How Realigning With The Rhythms of Nature Brought Me Back to My BodyMy feet fall into a resonant rhythm as I follow the unexpected light of the November sun. Its radiance is muted, as if wrapped in a thick, textured cloth. But as I make my way up the grassy knoll, its white light suddenly pierces the veil.

Against the spectral sky, bare limbs bow in the wind, greeting me like old friends. My verdant sanctuary stands stripped to its hollow bones–vulnerable now, like me, to the elements. I am left utterly exposed, as if windows have been flung open where once clear boundaries and closed doors held me safe.

The tread of my neon green sneakers locks into the grooves I’ve worn into the lawn of our backyard. I have walked an infinity-loop of figure eights here over the last 12 months–first as rehabilitation for my body after major surgery, then as medicine for my soul. When reverential intention replaces begrudging duty, routine transmutes into ritual.

I drift toward the edge of the makeshift stone wall, where the grass gives way to woods, and I pause. Instead of curving left as I always do, I keep straight and slip through the low prickle bushes and sparse brush. Approaching the woods from this direction–counterclockwise for once–feels like crossing into foreign territory.

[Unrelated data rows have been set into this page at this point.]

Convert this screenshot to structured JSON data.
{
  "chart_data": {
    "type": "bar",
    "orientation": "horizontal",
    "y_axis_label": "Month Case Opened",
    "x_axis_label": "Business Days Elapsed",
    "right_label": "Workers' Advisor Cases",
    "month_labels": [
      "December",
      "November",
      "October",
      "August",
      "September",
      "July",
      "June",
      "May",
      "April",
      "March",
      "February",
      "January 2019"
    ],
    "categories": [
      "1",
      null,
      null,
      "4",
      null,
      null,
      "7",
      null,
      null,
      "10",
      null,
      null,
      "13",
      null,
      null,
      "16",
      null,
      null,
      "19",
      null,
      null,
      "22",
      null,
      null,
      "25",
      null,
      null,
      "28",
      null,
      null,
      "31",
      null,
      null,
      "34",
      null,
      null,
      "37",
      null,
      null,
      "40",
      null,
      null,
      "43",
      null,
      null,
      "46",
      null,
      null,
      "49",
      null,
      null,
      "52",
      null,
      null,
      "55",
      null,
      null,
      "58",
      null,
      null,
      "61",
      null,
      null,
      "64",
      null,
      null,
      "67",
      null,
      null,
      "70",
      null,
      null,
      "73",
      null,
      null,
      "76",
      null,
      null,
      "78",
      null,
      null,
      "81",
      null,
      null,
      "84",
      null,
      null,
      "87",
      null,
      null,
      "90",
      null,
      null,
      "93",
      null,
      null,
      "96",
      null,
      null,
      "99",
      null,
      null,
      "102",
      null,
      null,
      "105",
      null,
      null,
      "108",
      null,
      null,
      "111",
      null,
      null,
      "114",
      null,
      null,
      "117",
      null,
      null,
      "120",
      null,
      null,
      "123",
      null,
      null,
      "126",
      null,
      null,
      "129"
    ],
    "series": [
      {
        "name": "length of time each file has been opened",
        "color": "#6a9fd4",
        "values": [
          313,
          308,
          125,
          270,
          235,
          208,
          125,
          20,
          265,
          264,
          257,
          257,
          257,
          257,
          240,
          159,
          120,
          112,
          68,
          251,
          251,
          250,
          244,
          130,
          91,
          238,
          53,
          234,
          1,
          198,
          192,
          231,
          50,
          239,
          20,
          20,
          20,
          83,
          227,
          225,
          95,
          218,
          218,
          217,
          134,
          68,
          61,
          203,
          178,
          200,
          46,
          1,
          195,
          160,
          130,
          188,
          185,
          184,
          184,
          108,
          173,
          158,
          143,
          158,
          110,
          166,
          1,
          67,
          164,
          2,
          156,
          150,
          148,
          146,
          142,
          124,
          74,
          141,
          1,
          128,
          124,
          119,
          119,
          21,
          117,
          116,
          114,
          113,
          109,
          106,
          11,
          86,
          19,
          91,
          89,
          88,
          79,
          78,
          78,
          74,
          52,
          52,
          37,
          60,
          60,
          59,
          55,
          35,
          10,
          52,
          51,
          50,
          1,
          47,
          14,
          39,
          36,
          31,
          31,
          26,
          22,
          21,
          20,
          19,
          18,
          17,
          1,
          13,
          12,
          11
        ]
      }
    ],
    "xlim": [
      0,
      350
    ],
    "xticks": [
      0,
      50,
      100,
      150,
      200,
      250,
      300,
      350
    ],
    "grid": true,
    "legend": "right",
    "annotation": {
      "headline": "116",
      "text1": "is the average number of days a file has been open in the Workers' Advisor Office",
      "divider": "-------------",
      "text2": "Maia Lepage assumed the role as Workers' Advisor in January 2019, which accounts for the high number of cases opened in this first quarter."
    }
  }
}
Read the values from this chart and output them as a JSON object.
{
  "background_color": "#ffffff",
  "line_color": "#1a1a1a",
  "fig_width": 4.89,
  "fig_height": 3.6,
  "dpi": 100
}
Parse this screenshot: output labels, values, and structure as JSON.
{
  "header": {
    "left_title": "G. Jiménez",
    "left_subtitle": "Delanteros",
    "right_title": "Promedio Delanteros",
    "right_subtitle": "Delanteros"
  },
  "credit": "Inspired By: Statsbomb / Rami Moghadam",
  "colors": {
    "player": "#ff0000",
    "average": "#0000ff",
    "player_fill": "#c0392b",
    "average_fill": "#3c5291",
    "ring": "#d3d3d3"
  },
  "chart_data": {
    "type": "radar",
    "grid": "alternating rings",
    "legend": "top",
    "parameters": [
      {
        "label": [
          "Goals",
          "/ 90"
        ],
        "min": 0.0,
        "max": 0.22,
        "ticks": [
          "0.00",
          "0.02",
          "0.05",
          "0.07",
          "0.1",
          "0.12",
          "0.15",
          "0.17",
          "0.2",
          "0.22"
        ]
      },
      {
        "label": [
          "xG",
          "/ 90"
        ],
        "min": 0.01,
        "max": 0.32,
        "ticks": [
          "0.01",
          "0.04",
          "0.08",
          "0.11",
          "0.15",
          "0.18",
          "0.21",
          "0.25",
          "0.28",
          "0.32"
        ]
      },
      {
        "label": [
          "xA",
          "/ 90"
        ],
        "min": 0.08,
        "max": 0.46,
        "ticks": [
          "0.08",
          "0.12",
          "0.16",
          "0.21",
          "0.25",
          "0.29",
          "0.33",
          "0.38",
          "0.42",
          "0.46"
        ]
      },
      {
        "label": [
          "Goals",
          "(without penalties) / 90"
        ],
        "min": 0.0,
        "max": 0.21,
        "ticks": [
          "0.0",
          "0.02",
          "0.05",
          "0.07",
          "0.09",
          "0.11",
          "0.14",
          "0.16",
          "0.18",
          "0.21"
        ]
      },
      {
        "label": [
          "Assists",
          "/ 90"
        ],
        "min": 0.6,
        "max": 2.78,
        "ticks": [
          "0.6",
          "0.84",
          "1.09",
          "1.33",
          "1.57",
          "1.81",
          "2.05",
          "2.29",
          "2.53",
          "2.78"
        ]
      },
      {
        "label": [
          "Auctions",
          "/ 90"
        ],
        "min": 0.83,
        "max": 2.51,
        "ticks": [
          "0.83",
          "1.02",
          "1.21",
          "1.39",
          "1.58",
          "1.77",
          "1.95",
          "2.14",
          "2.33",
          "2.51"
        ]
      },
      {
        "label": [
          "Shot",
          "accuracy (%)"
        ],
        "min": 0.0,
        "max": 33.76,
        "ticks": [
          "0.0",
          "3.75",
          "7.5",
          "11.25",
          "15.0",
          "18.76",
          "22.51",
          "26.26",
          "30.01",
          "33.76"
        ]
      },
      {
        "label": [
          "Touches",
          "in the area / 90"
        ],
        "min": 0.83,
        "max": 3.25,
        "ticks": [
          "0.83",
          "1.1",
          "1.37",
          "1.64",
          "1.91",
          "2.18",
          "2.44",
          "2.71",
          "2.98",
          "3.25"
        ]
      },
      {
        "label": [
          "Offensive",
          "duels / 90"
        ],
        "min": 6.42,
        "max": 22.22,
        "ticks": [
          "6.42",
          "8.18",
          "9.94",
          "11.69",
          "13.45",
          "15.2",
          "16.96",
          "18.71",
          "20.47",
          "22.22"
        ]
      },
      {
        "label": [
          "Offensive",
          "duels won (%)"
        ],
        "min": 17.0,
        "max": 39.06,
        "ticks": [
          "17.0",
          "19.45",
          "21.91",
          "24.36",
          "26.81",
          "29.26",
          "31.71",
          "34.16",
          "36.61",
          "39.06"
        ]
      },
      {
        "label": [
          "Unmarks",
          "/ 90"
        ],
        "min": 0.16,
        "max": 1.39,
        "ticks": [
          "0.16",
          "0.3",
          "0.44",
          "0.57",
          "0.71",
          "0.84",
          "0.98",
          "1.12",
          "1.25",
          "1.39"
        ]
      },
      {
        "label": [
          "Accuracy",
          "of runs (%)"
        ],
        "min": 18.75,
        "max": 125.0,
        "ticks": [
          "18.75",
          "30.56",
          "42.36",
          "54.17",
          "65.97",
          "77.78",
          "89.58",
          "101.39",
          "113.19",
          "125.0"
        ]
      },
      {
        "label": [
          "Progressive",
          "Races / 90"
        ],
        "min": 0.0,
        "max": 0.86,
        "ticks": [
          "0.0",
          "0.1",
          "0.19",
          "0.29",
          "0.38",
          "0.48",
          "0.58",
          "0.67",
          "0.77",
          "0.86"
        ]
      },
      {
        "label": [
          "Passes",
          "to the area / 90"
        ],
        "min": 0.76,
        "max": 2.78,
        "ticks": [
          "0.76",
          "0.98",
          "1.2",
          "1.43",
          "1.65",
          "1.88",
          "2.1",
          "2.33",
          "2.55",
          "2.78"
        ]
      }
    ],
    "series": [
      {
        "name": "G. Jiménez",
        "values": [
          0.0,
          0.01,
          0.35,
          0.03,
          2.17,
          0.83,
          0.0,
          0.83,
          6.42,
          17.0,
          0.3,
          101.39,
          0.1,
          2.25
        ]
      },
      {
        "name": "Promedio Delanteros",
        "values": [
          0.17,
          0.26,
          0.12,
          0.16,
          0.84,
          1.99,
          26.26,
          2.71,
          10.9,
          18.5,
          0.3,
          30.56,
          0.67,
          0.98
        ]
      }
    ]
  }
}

And in this small deviation, something in me begins to unravel—the same way it did a year ago today.

What began as a necessary surgery last November left scars–both seen and unseen–across every inch of my being. With it came the sense that a part of my Self had been taken before I was ready to let it go, leaving a hollow inside me that no amount of preparation could have prevented.

My intellect had been nourished by current statistics, surgical videos, and patient narratives. I knew the locations and functions of the ligaments, the diagnostic effectiveness of MRI over ultrasound, and the incidence of hormonal disruption after surgery. My body had been fortified by consistent exercise, healthy nutrition, deep breathing, and meditation. But years of studies in women’s health, months of trawling emerging research, and weeks of perusing post-surgery updates on social media could not prepare me for what it would actually feel like to have my insides traumatized and rearranged. No amount of inner work could fully buffer me from the shock of saying goodbye to who I had been before.

Like the bare trees around me, the exposed cracks in my terrain do not fill in overnight. Day by day, I walk in ever-widening circles, carving new grooves of trust in my body and mind. With each step, I learn the ground will hold me, still.

I look to the ground, the trees, the wind now as my timekeepers. To a casual gaze, the oak appears lifeless in winter. After surrendering what it can no longer sustain, the tree draws inward and slips into its deepest repose. Its outer stillness belies the quiet gestation unfolding beneath bark and soil.

Yet the Earth continues its steady arc around the sun, tilting once more toward the light. Tightly formed buds swell and burst, and verdant leaves unfurl once more. New life rises with the wind.

I no longer track cycles by the rise and fall of basal body temperature or the ebb and flow of cervical fluid. Now, I look to the sky, tracing the many faces of the moon across the days of the month. I observe the trees over the seasons of the year, watching how they bud, bloom, shed, lie bare, and bud one more. The more I attune to these larger rhythms—the waxing and waning of the moon, the unhurried choreography of the trees—the more I sense that Source pulse coursing through me too.

The rhythm I thought I’d lost within, I now find all around me.